Provides comprehensive, unbiased model evaluation following ML best practices. Goes beyond simple accuracy to evaluate models across multiple dimensions, ensuring confident deployment decisions.
from specweave import ModelEvaluator
evaluator = ModelEvaluator(
model=trained_model,
X_test=X_test,
y_test=y_test,
increment="0042"
)
# Comprehensive evaluation
report = evaluator.evaluate_all()
# Generates:
# - .specweave/increments/0042.../evaluation-report.md
# - Visualizations (confusion matrix, ROC curves, etc.)
# - Statistical tests
# Model Evaluation Report: XGBoost Classifier
## Overall Performance
- **Accuracy**: 0.87 ± 0.02 (95% CI: [0.85, 0.89])

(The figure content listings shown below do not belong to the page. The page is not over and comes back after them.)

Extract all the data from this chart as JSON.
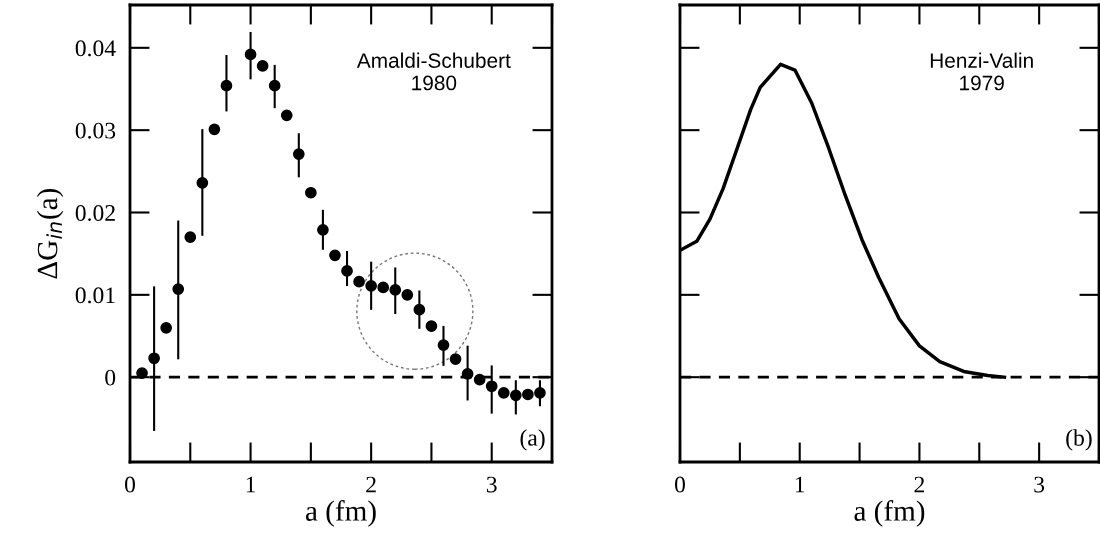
{
  "chart_data": [
    {
      "type": "scatter",
      "xlabel": "a (fm)",
      "ylabel": "ΔG$_{in}$(a)",
      "annotations": [
        "Amaldi-Schubert\n1980",
        "(a)"
      ],
      "xlim": [
        0,
        3.5
      ],
      "xticks": [
        0,
        1,
        2,
        3
      ],
      "ylim": [
        -0.0103,
        0.0452
      ],
      "yticks": [
        0,
        0.01,
        0.02,
        0.03,
        0.04
      ],
      "marker": "circle",
      "grid": false,
      "ref_lines": [
        {
          "axis": "y",
          "value": 0,
          "color": "#000000",
          "line_style": "dashed"
        }
      ],
      "series": [
        {
          "color": "#000000",
          "x": [
            0.1,
            0.2,
            0.3,
            0.4,
            0.5,
            0.6,
            0.7,
            0.8,
            1.0,
            1.1,
            1.2,
            1.3,
            1.4,
            1.5,
            1.6,
            1.7,
            1.8,
            1.9,
            2.0,
            2.1,
            2.2,
            2.3,
            2.4,
            2.5,
            2.6,
            2.7,
            2.8,
            2.9,
            3.0,
            3.1,
            3.2,
            3.3,
            3.4
          ],
          "values": [
            0.0005,
            0.0023,
            0.006,
            0.0107,
            0.017,
            0.0236,
            0.0301,
            0.0354,
            0.0392,
            0.0378,
            0.0354,
            0.0318,
            0.0271,
            0.0224,
            0.0179,
            0.0148,
            0.0129,
            0.0116,
            0.0111,
            0.0109,
            0.0106,
            0.01,
            0.0082,
            0.0062,
            0.0039,
            0.0022,
            0.0004,
            -0.0003,
            -0.0011,
            -0.0019,
            -0.0022,
            -0.0021,
            -0.0019
          ],
          "errors": [
            null,
            [
              -0.0064,
              0.0109
            ],
            null,
            [
              0.0023,
              0.0189
            ],
            null,
            [
              0.0173,
              0.03
            ],
            null,
            [
              0.0324,
              0.039
            ],
            [
              0.0363,
              0.0418
            ],
            null,
            [
              0.0328,
              0.0378
            ],
            null,
            [
              0.0244,
              0.0295
            ],
            null,
            [
              0.0156,
              0.0202
            ],
            null,
            [
              0.0112,
              0.0152
            ],
            null,
            [
              0.0083,
              0.0139
            ],
            null,
            [
              0.0078,
              0.0132
            ],
            null,
            [
              0.006,
              0.0104
            ],
            null,
            [
              0.0015,
              0.0061
            ],
            null,
            [
              -0.0027,
              0.0037
            ],
            null,
            [
              -0.0043,
              0.0013
            ],
            null,
            [
              -0.0044,
              -0.0005
            ],
            null,
            [
              -0.0034,
              -0.0005
            ]
          ]
        }
      ]
    },
    {
      "type": "line",
      "xlabel": "a (fm)",
      "annotations": [
        "Henzi-Valin\n1979",
        "(b)"
      ],
      "xlim": [
        0,
        3.5
      ],
      "xticks": [
        0,
        1,
        2,
        3
      ],
      "ylim": [
        -0.0103,
        0.0452
      ],
      "yticks": [
        {
          "value": 0,
          "label": null
        },
        {
          "value": 0.01,
          "label": null
        },
        {
          "value": 0.02,
          "label": null
        },
        {
          "value": 0.03,
          "label": null
        },
        {
          "value": 0.04,
          "label": null
        }
      ],
      "tick_labels": "x",
      "marker": "none",
      "line_style": "solid",
      "grid": false,
      "ref_lines": [
        {
          "axis": "y",
          "value": 0,
          "color": "#000000",
          "line_style": "dashed"
        }
      ],
      "series": [
        {
          "color": "#000000",
          "x": [
            0,
            0.14,
            0.25,
            0.36,
            0.48,
            0.59,
            0.67,
            0.84,
            0.96,
            1.1,
            1.24,
            1.38,
            1.52,
            1.66,
            1.83,
            2.0,
            2.17,
            2.37,
            2.57,
            2.71
          ],
          "values": [
            0.0154,
            0.0165,
            0.0192,
            0.0229,
            0.0279,
            0.0325,
            0.0352,
            0.038,
            0.0373,
            0.0333,
            0.0279,
            0.0221,
            0.0167,
            0.0121,
            0.0071,
            0.0038,
            0.0019,
            0.0007,
            0.0002,
            0.0
          ]
        }
      ]
    }
  ]
}
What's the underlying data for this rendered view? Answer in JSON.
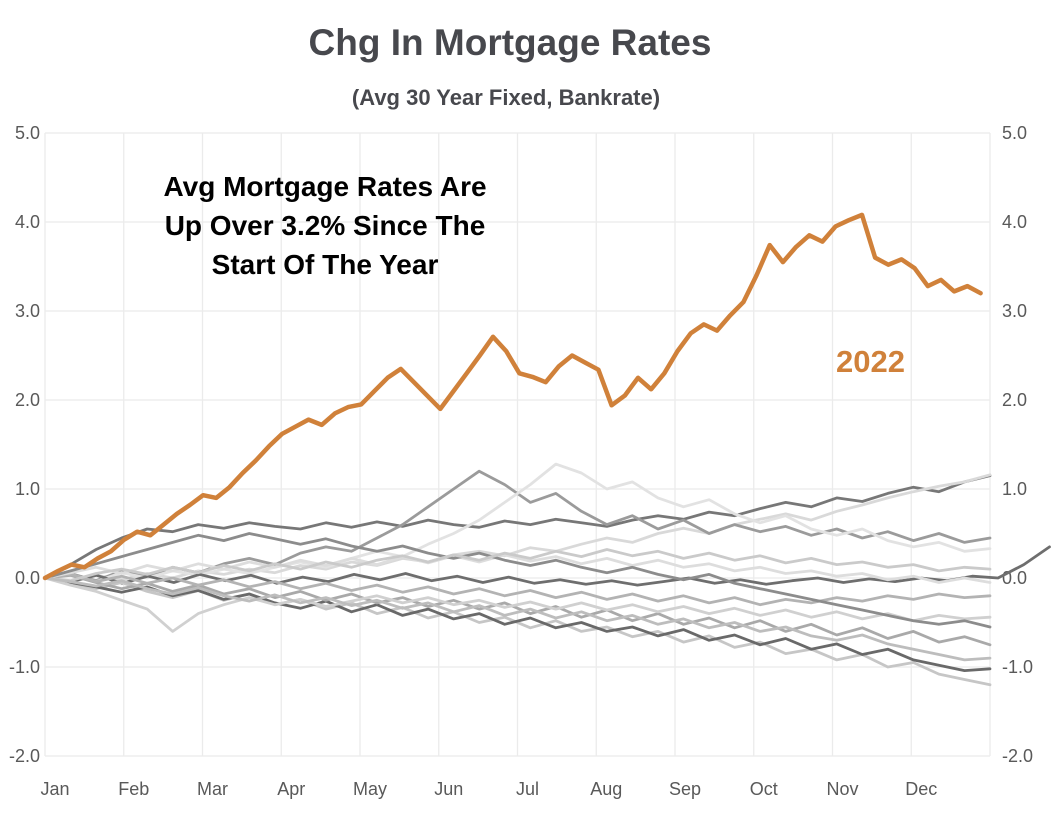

- **ROC AUC**: 0.92 ± 0.01
- **F1 Score**: 0.85 ± 0.02
## Per-Class Performance
| Class | Precision | Recall | F1 | Support |
|---------|-----------|--------|------|---------|
| Class 0 | 0.88 | 0.85 | 0.86 | 1000 |
| Class 1 | 0.84 | 0.87 | 0.86 | 800 |
## Confusion Matrix
[Visualization embedded]
## Cross-Validation Results
- 5-fold CV accuracy: 0.86 ± 0.03
- Fold scores: [0.85, 0.88, 0.84, 0.87, 0.86]
- No overfitting detected (train=0.89, val=0.86, gap=0.03)
## Statistical Tests
- Comparison vs baseline: p=0.001 (highly significant)
- Comparison vs previous model: p=0.042 (significant)
## Recommendations
✅ Deploy: Model meets accuracy threshold (>0.85)
✅ Stable: Low variance across folds
⚠️ Monitor: Class 1 recall slightly lower (0.84)
from specweave import compare_models
models = {
"baseline": baseline_model,
"xgboost": xgb_model,
"lightgbm": lgbm_model,
"neural-net": nn_model
}
comparison = compare_models(
models,
X_test,
y_test,
metrics=["accuracy", "auc", "f1"],
increment="0042"
)
Output:
Model Comparison Report
=======================
| Model | Accuracy | ROC AUC | F1 | Inference Time | Model Size |
|------------|----------|---------|------|----------------|------------|
| baseline | 0.65 | 0.70 | 0.62 | 1ms | 10KB |
| xgboost | 0.87 | 0.92 | 0.85 | 35ms | 12MB |
| lightgbm | 0.86 | 0.91 | 0.84 | 28ms | 8MB |
| neural-net | 0.85 | 0.90 | 0.83 | 120ms | 45MB |
Recommendation: XGBoost
- Best accuracy and AUC
- Acceptable inference time (<50ms requirement)
- Good size/performance tradeoff
# Evaluate model in increment
/ml:evaluate-model 0042
# Compare all models in increment
/ml:compare-models 0042
# Generate full evaluation report
/ml:evaluation-report 0042
Evaluation results automatically included in increment COMPLETION-SUMMARY.md.